Playwright Lynn Nottage wanted to write an adaptation of Berthold Brecht's Mother Courage and Her Children set in the war-ravaged nation, the Democratic Republic of the Congo. Nottage and director Kate Whoriskey traveled to Uganda to visit a refugee camp where thousands of men, women, and children hoped to avoid the atrocities of the barbaric government and the equally cruel rebel militants.
It was there that Nottage and Whoriskey listened as dozens of refugee women shared their stories of pain and survival. The women recounted unimaginable suffering and nightmarish acts of violence and rape. After gathering hours upon hours of interview material, Nottage realized that she would not be writing a re-invention of Brecht's play. She would create her own structure, one that would incorporate the heart-wrenching narratives of the women she met in Africa. The result is a play called Ruined, a tragic-yet-beautiful drama about holding onto hope while living through hell.
The Setting of "Ruined":
Ruined is set in the Democratic Republic of the Congo, probably sometime between 2001 and 2007. During this time (and still today), the Congo is a place of territorial violence and immeasurable suffering.
The entire play takes place in the slipshod bar with "makeshift furniture and a run down pool table." The bar caters to miners, traveling salesmen, military men, and rebel fighters (though not usually all at the same time). The bar provides its guests drinks and food, but it also functions as a brothel. Mama Nadi is the shrewd owner of the bar. As many as ten young women work for her. They have chosen a life of prostitution because, for most, it seems to be their only chance of survival.
The Roots of Mama Nadi:
Mama Nadi and the other female characters of Ruined are cased upon the experiences of real women from the DRC (Democratic Republic of the Congo). During her visit to the African refugee camps, Lynn Nottage collected interview material.
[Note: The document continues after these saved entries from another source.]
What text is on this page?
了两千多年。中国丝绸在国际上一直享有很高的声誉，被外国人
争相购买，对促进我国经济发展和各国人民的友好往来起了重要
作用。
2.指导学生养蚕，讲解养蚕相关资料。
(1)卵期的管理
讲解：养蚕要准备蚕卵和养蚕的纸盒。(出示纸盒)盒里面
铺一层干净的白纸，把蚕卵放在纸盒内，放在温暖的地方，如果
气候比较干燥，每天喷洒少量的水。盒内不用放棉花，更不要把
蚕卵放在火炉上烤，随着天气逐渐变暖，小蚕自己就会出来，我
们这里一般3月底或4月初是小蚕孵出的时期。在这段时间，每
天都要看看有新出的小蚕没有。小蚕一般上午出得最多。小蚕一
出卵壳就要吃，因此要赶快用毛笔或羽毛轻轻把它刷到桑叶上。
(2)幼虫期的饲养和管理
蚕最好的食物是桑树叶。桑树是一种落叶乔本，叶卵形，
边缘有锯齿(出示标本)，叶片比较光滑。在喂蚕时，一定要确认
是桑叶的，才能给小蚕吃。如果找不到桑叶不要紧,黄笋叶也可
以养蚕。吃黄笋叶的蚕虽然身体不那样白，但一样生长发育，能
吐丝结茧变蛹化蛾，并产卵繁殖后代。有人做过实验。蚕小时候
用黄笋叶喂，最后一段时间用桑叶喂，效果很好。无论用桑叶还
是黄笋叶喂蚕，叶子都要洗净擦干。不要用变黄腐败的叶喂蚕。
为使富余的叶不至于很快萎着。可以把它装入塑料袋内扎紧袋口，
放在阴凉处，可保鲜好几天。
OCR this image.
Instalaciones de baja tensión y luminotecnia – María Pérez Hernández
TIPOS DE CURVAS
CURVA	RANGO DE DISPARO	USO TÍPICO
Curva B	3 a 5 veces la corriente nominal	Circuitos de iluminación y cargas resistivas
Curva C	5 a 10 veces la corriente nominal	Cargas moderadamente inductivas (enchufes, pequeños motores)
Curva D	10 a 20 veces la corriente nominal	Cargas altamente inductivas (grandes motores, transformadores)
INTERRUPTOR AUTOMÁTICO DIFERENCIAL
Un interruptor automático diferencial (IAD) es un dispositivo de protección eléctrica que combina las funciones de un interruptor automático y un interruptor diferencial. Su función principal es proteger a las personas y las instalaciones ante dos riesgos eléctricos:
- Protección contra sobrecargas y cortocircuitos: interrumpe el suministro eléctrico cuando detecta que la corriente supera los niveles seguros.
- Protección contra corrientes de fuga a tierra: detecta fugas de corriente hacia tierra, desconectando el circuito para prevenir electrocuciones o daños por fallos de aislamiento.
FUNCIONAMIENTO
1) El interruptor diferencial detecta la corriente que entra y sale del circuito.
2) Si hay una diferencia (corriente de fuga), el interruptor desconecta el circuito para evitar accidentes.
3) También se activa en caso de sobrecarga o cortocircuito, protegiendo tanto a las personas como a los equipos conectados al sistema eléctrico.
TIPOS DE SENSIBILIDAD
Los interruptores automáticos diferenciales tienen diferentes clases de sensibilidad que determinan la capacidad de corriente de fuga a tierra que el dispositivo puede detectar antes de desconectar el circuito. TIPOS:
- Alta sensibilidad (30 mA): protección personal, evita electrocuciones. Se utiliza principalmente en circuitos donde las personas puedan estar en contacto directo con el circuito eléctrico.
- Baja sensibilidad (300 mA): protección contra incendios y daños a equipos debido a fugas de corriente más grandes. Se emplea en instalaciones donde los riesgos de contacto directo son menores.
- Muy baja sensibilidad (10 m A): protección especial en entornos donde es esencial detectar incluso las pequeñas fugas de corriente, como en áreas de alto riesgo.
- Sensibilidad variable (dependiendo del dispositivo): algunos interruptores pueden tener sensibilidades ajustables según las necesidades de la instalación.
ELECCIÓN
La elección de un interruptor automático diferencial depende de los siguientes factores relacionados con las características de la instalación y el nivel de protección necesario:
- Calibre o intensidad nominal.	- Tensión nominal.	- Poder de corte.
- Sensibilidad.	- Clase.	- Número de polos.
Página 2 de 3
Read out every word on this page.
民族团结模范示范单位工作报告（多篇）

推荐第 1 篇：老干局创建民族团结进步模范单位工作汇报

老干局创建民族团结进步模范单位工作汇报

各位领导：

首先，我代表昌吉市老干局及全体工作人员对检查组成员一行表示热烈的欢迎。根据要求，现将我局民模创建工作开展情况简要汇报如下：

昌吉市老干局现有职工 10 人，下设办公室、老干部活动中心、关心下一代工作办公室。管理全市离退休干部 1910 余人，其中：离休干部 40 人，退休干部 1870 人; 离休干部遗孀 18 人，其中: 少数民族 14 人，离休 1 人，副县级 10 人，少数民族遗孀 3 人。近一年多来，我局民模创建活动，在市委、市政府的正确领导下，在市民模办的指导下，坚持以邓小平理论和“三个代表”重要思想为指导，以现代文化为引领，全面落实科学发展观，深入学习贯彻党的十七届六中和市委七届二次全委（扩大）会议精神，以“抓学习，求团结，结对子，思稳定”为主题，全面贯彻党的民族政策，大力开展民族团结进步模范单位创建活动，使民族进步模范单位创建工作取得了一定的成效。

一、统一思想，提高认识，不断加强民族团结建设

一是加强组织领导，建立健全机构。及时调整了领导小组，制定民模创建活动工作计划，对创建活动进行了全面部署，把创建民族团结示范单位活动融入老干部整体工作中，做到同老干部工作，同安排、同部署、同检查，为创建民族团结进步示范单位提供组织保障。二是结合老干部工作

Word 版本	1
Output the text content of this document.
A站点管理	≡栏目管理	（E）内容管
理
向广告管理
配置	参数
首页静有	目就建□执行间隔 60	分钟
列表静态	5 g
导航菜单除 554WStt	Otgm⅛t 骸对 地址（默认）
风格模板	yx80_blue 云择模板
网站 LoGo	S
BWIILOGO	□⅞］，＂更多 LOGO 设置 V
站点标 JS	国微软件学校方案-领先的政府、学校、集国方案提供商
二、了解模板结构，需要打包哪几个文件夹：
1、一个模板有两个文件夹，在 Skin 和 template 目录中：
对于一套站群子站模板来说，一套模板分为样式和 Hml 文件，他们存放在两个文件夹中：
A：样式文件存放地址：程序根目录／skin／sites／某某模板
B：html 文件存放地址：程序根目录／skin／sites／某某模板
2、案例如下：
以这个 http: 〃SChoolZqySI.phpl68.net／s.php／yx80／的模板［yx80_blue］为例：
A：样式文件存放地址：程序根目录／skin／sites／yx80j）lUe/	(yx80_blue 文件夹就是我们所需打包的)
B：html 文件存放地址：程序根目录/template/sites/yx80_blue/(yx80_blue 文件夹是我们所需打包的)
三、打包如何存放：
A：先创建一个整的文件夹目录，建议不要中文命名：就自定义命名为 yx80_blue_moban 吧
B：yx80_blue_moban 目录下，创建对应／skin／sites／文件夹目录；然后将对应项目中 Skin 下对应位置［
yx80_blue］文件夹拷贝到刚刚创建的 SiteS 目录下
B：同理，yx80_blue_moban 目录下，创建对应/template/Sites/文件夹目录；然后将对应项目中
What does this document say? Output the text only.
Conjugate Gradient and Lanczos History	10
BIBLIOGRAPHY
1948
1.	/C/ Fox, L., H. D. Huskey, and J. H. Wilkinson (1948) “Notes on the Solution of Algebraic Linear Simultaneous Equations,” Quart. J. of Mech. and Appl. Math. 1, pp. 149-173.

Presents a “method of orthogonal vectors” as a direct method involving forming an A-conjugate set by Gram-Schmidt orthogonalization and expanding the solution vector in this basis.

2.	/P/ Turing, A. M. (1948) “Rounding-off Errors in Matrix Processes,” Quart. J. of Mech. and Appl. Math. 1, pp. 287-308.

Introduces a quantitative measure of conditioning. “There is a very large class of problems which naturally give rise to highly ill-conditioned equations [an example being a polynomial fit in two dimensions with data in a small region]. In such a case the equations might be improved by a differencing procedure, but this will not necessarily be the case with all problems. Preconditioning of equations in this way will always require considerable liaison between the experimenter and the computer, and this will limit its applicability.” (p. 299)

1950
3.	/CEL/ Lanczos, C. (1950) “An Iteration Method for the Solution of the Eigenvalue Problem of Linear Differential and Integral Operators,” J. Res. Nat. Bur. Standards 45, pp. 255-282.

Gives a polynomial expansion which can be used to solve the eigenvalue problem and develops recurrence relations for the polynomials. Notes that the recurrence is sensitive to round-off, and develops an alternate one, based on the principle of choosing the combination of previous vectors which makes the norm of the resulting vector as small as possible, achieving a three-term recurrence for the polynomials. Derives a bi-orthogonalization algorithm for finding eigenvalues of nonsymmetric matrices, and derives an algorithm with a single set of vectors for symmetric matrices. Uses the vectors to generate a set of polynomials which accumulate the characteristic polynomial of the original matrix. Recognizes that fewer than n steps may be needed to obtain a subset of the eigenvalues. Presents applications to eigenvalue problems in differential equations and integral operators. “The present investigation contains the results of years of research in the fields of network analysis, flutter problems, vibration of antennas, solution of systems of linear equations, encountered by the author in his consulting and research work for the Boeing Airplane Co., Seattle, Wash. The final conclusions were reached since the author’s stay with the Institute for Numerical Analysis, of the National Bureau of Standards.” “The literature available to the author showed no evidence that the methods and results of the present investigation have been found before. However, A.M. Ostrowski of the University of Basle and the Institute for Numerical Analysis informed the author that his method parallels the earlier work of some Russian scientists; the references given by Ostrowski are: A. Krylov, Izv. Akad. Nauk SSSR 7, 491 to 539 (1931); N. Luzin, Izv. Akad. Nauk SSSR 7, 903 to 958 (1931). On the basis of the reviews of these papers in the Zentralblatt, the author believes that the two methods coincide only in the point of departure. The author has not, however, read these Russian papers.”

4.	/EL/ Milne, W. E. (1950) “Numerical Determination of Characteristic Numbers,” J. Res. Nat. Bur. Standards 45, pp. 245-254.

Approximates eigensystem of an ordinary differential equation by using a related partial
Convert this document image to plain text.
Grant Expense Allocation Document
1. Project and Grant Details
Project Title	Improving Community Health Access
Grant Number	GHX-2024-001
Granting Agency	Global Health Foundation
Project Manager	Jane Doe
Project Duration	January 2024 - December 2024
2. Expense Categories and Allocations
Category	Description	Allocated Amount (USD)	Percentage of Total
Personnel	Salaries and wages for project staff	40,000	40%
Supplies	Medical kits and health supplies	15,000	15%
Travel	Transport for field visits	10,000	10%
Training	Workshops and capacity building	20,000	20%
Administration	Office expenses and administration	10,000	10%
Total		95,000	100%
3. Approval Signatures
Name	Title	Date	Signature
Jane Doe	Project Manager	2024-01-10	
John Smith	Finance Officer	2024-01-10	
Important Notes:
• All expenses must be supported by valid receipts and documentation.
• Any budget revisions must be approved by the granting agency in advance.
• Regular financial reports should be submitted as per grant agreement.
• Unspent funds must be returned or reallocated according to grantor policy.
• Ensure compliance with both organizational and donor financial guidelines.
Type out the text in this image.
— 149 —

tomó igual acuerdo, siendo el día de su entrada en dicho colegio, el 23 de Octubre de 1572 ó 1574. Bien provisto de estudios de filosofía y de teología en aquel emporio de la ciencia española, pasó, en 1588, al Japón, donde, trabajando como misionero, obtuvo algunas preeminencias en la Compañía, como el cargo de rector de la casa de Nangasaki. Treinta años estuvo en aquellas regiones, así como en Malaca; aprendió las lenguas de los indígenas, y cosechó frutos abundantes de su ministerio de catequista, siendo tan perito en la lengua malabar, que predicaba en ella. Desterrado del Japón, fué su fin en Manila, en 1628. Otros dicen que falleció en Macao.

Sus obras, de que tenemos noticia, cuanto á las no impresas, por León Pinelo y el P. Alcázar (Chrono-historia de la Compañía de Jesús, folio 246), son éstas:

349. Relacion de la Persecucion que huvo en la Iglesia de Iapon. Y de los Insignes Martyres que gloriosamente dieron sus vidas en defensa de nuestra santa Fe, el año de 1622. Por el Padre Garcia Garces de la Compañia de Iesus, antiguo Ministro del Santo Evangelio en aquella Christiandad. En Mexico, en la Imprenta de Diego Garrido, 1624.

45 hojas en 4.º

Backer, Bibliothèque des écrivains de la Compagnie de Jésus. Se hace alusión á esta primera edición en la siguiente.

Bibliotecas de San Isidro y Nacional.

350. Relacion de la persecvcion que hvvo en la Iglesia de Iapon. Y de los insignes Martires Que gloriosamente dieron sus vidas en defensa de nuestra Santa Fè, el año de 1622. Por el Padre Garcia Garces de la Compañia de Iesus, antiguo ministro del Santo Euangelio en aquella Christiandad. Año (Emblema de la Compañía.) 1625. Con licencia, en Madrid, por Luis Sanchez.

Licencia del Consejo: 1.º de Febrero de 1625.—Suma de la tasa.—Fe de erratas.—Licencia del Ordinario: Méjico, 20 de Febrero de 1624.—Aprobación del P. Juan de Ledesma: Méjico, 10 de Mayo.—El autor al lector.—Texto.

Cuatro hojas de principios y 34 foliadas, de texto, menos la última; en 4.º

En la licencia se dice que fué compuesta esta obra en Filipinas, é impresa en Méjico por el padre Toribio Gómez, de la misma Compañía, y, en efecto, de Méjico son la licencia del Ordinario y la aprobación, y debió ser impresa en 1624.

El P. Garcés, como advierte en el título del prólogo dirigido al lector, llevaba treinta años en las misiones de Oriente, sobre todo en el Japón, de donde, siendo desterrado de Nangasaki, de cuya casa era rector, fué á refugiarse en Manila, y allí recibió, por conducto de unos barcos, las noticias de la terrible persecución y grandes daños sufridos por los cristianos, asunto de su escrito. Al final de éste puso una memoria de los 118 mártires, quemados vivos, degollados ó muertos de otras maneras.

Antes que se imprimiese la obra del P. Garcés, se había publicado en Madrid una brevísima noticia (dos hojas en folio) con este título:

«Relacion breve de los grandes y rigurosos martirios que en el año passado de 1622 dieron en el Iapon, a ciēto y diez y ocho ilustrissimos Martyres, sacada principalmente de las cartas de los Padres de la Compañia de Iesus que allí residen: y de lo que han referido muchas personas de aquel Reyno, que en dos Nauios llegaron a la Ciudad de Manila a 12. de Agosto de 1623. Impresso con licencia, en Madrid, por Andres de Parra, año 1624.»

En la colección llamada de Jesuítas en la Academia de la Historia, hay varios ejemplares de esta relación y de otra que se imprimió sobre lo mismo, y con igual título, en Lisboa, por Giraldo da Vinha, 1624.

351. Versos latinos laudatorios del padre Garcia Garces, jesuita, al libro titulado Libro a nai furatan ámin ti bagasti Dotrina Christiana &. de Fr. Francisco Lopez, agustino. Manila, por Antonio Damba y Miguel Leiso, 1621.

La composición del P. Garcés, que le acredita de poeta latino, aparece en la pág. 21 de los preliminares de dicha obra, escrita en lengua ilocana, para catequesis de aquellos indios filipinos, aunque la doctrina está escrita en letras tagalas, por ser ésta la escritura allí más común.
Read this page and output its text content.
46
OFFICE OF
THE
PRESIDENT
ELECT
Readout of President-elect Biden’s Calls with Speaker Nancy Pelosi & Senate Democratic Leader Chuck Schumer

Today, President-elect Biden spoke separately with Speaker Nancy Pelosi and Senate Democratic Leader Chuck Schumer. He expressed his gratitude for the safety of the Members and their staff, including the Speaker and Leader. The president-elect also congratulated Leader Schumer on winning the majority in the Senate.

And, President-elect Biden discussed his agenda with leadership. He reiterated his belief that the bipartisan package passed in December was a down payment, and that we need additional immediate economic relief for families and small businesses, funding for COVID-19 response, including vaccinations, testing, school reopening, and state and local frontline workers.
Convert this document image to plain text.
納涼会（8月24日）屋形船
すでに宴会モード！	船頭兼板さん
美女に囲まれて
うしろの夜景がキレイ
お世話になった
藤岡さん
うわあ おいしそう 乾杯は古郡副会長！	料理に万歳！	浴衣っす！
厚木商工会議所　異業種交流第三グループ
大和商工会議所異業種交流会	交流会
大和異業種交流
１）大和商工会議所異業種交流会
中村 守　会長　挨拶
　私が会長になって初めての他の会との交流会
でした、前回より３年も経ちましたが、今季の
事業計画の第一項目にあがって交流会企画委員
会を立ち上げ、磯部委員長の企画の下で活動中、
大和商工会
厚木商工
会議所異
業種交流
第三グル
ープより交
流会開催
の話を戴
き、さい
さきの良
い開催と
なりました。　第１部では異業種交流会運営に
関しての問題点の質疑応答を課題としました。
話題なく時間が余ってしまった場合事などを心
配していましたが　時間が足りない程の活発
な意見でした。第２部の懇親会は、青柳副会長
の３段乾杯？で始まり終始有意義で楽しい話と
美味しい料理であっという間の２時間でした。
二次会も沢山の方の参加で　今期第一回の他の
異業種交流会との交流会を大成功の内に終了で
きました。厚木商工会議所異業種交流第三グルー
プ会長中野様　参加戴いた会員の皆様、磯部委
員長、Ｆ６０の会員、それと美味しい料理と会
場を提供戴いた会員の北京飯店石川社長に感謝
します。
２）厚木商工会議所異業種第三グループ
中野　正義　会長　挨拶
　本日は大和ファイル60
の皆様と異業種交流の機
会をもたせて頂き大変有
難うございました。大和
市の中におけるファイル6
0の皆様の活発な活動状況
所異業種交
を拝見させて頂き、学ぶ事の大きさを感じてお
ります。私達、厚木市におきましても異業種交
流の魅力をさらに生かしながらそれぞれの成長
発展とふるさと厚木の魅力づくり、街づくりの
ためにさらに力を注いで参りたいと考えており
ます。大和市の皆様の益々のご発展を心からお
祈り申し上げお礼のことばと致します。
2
One of the women was named Mama Nadi Zabibu: she is one of fourteen women whom receive thanks in Nottage's acknowledgement section.
According to Nottage, all of the women she interviewed were raped. Most were raped by multiple men. Some of the women helplessly watched as their children were murdered in front of them. Sadly, this is the world which Mama Nadi and the other characters of Ruined have known. For more information about the atrocities in the DRC, read this About.com article, "Rape As Terrorism."
Mama Nadi's Personality:
Mama Nadi is described as an attractive woman in her early forties with "an arrogant stride and majestic air" (Nottage 5). She has etched out a profitable business in a hellish environment. Above all things, she has learned duplicity. When the military enters the bar, Mama Nadi is loyal to the government. When the rebels arrive the following day, she is devoted to the revolution. She agrees with whoever is offering cash. She has survived by being charming, accommodating, and serving anyone, whether honorable or evil.
At the beginning of the play, it is easy to vilify her. After all, Mama Nadi is part of a modern day slave trade. She buys girls from a friendly traveling salesmen. She offers them food, shelter, and in exchange they must prostitute themselves to the local miners and soldiers. But we soon sense that Mama Nadi harbors compassion, even if she attempts to bury her altruism.
Mama Nadi and Sophie:
Mama Nadi is most altruistic when it comes to a young woman named Sophie, a beautiful, quiet girl. Sophie has been "ruined." Basically, she has been raped and assaulted in such a brutal manner that she can no longer have children. And according to the local belief systems, men would no longer be interested in her as a wife.
When Mama Nadi learns of this, perhaps realizing the injustice of not just the attack but the way society rejects women who are "ruined," Mama Nadi does not shun her. She allows her to live with the other women. Instead of prostituting herself, Sophie sings at the bar and helps out with the accounting. Why does Mama Nadi have such empathy for Sophie? Because she has experienced the same brutality. Mama Nadi has been "ruined" as well.
Mama Nadi and the Diamond:
Among her many little treasures and wads of cash, Mama Nadi possesses a small but precious stone, a raw diamond. The stone does not look impressive, but if she sold the gem, Mama Nadi could live well for a very long time. (Which makes the reader wonder why she stays in a makeshift bar in the Congo during a civil war.)
During the middle of the play, Mama Nadi discovers that Sophie has been stealing from her. Rather than being angry, she is impressed by the girl's audacity. Sophie explains that she was hoping to pay for an operation that would mend her "ruined" condition.
Sophie's goal obviously touches Mama Nadi (although the stern woman doesn't show her feelings initially). During Act Three, when the gunfire and explosions are getting closer and closer, Mama Nadi gives the diamond to Mrt. Hatari, a Lebanese merchant. She tells Hatari to escape with Sophie, sell the diamond, and make sure that Sophie receives her operation. Mama Nadi gives up all of her wealth in order to give Sophie a new beginning.